Experimental test of maximum likelihood thresholds based on Kalman filter estimates in on–off keyed laser communications in atmospheric turbulence

A new approach for mitigating atmospheric turbulence effects on free-space laser communication performance is presented. The method is based on evaluating Maximum Likelihood Thresholds using Kalman filter estimates in on-off keyed laser communications in atmospheric turbulence. Experimental results presented in this chapter clearly demonstrate the usefulness of the method. Although the results are shown for low data rate of 6.3 Kbps, the concept is valid for much higher data rate taking advantage of the higher bandwidth capability of laser communications. When looking at the table of the comparison of various threshold approaches, it is shown clearly that the anticipatory a posteriori processing of 50 data points provides a very good bit error performance, if the extra computational burden of processing 50 prior data points for every likelihood ratio test at every sample point is acceptable. The next best approach is the use of the dual Kalman filters which yields a BER that is within a factor of two of a posteriori approach, but without having to reprocess 50 prior data points before each threshold decision.
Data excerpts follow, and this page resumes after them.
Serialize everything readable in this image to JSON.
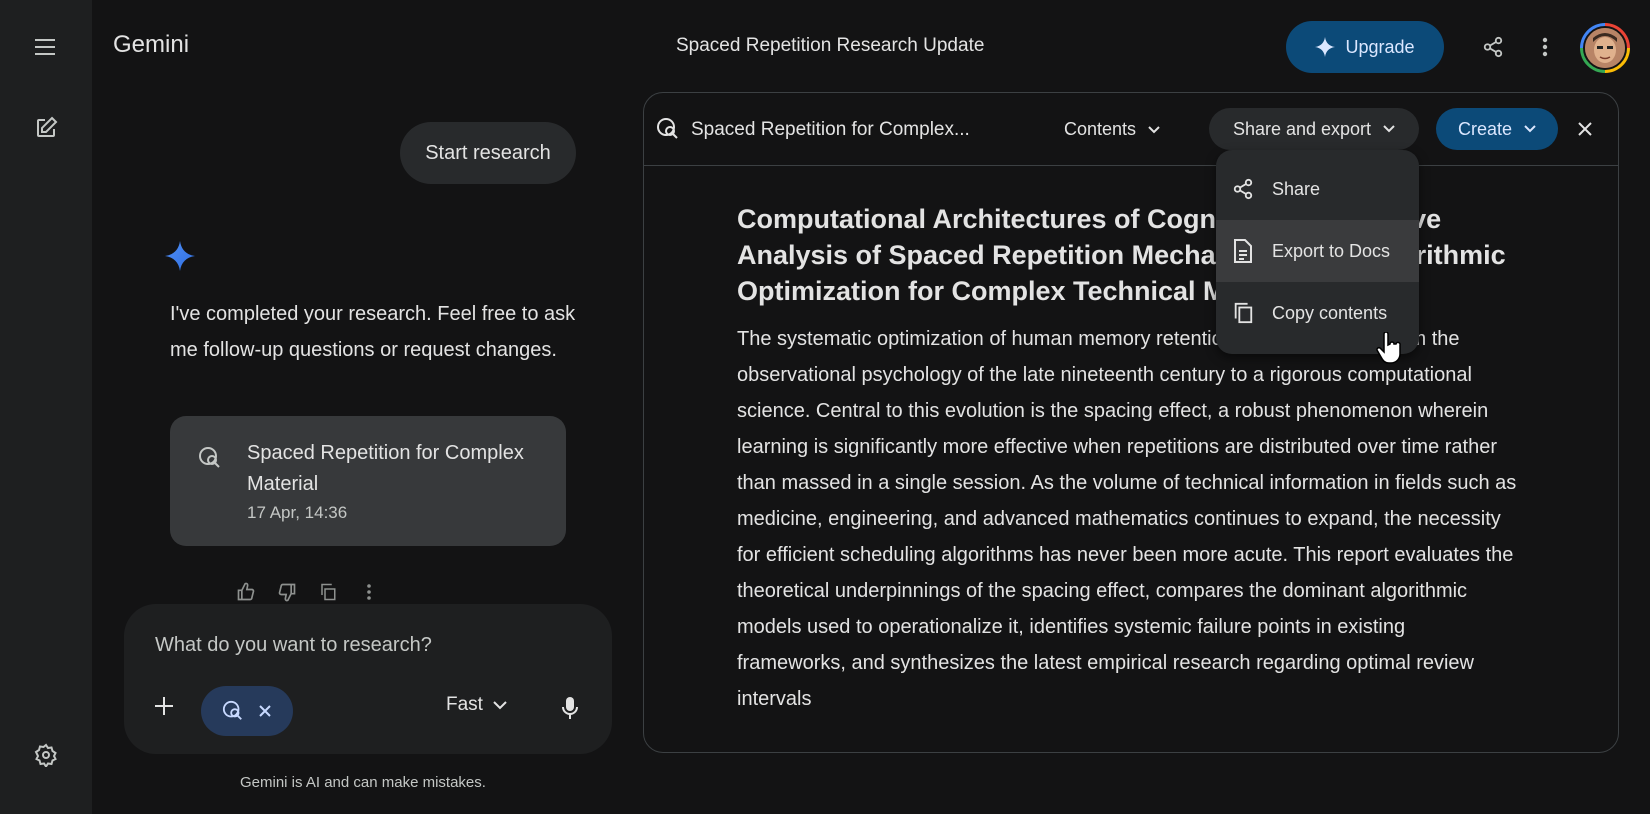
{
  "app": {
    "brand": "Gemini",
    "doc_title": "Spaced Repetition Research Update",
    "upgrade_label": "Upgrade"
  },
  "chat": {
    "user_message": "Start research",
    "ai_message": "I've completed your research. Feel free to ask me follow-up questions or request changes.",
    "report_card": {
      "title": "Spaced Repetition for Complex Material",
      "date": "17 Apr, 14:36"
    },
    "input_placeholder": "What do you want to research?",
    "model_label": "Fast",
    "disclaimer": "Gemini is AI and can make mistakes."
  },
  "doc_panel": {
    "title": "Spaced Repetition for Complex...",
    "contents_label": "Contents",
    "share_export_label": "Share and export",
    "create_label": "Create",
    "heading": "Computational Architectures of Cognitive Comparative Analysis of Spaced Repetition Mechanisms and Algorithmic Optimization for Complex Technical Mastery",
    "paragraph": "The systematic optimization of human memory retention has transitioned from the observational psychology of the late nineteenth century to a rigorous computational science. Central to this evolution is the spacing effect, a robust phenomenon wherein learning is significantly more effective when repetitions are distributed over time rather than massed in a single session. As the volume of technical information in fields such as medicine, engineering, and advanced mathematics continues to expand, the necessity for efficient scheduling algorithms has never been more acute. This report evaluates the theoretical underpinnings of the spacing effect, compares the dominant algorithmic models used to operationalize it, identifies systemic failure points in existing frameworks, and synthesizes the latest empirical research regarding optimal review intervals"
  },
  "share_menu": {
    "items": [
      {
        "label": "Share",
        "icon": "share-icon"
      },
      {
        "label": "Export to Docs",
        "icon": "document-icon"
      },
      {
        "label": "Copy contents",
        "icon": "copy-icon"
      }
    ]
  },
  "colors": {
    "background": "#131314",
    "rail": "#1e1f20",
    "accent_blue": "#0c4a78",
    "menu_bg": "#282a2c"
  }
}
Clearly, this is an acceptable alternative to the a posteriori approach with its more extensive processing and its unavoidable delays. Because the required update rates of h is determined by the slowly varying atmospheric turbulence, high data rate links using the dual Kalman approach will allow many more times the number of data samples and bits to be tested against and validated by the most up-to-date h. The dual Kalman approach is a new approach that is expected to give better BER performance in low and high data rate atmospheric optical links and to simplify the necessary processing in the receiver. The central issue addressed in this chapter is whether Kalman Filtering is helpful in dealing with atmospheric turbulence, and this chapter shows that it is within the bounds of statistical approximations.